The Graph website is hosted on Microsoft Azure as an Windows-based App Service. This allowed us to take advantage of the Microsoft Azure infrastructure, notably security, load balancing, and automated management. We also wanted to take advantage of the DevOps capabilities, including continuous deployment from Azure DevOps and GitHub, package management, deployment slots, and TLS/SSL certificates.

With react-snapshot rendering our pages as .html files, the only action we needed to take on Azure was to add a web.config file to rewrite the incoming server requests (e.g. https://graph.digital/product-development) to the physical .html files which have been rendered.

    <configuration>
        <system.webServer>
            <rewrite>
                <rules>
                    <clear />
                    <-- rewrite to support server-side html page rendering -->
                    <rule name="react route to static files" enabled="true" stopProcessing="true">
                        <match url="(.*?)/?$" negate="false" />
                        <conditions>
                            <add input="{DOCUMENT_ROOT}/{R:1}.html" matchType="IsFile" />
                        </conditions>
                        <action type="Rewrite" url="{R:1}.html" />
                    </rule>
                </rules>
            </rewrite>
        </system.webServer>
    </configuration>

Do you always need SSR?

The short answer is that ‘it depends’. Not all applications benefit from server-side rendering, especially apps that require authentication or provide users with a dashboard.

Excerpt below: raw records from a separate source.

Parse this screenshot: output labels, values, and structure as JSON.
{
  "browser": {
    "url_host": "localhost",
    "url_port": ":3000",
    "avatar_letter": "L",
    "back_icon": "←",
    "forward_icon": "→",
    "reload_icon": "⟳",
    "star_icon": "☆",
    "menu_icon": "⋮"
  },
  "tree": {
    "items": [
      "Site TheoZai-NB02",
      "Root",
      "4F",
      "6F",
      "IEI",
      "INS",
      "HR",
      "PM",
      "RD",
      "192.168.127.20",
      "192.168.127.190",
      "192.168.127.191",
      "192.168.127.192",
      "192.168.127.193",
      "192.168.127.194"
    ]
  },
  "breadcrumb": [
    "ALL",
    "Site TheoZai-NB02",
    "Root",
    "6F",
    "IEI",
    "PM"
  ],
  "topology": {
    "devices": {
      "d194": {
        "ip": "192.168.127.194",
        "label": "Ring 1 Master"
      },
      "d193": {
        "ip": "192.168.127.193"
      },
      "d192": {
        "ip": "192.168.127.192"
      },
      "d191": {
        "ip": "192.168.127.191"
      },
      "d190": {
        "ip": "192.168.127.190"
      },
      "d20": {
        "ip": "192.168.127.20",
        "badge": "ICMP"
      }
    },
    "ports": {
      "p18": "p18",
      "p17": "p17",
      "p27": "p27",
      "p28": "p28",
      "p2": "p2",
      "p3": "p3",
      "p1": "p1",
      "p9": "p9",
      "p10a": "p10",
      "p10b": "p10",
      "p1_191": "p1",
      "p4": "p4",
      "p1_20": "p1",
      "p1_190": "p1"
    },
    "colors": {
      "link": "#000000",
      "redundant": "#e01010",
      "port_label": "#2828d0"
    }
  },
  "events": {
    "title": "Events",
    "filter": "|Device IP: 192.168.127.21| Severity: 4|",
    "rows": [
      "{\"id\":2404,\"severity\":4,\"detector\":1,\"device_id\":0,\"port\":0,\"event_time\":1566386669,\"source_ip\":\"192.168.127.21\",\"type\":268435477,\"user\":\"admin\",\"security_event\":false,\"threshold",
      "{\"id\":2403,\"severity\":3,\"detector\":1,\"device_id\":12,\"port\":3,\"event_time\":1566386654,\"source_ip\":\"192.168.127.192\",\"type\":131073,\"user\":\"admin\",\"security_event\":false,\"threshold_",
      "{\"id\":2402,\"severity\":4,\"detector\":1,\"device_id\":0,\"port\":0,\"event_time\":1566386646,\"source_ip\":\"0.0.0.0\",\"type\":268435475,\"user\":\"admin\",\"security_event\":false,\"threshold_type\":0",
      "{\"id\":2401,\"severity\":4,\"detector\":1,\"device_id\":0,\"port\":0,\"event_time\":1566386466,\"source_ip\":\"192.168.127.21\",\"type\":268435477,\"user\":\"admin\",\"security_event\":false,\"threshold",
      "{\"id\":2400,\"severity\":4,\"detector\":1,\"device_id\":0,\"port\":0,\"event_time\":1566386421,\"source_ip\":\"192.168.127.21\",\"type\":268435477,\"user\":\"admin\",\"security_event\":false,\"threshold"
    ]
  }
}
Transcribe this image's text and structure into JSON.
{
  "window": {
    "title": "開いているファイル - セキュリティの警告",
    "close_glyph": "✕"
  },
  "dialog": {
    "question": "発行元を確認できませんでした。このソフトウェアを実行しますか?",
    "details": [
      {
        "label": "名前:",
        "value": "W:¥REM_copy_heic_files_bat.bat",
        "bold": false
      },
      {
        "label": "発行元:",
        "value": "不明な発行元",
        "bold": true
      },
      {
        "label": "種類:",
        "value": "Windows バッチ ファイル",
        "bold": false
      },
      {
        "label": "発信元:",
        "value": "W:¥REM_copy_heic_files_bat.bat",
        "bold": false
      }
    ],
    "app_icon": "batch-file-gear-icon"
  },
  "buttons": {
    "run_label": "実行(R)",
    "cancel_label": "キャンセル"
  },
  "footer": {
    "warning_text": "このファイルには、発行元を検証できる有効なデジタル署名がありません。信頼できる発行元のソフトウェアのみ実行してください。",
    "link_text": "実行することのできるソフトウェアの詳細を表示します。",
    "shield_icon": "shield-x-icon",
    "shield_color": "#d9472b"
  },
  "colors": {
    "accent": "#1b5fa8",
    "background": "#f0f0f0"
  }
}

The expertise required for building a server-rendered React app is higher than an app initialised using create-react-app. In addition, the hosting considerations mean you might need to keep a server up and running.

Conclusion

Client-side rendered React apps are great but having apps rendered on the server does provide key benefits including performance, search engine visibility and social sharing.

I would highly encourage you to explore server-side rendering for your React apps and use it for your next product to see these benefits in action.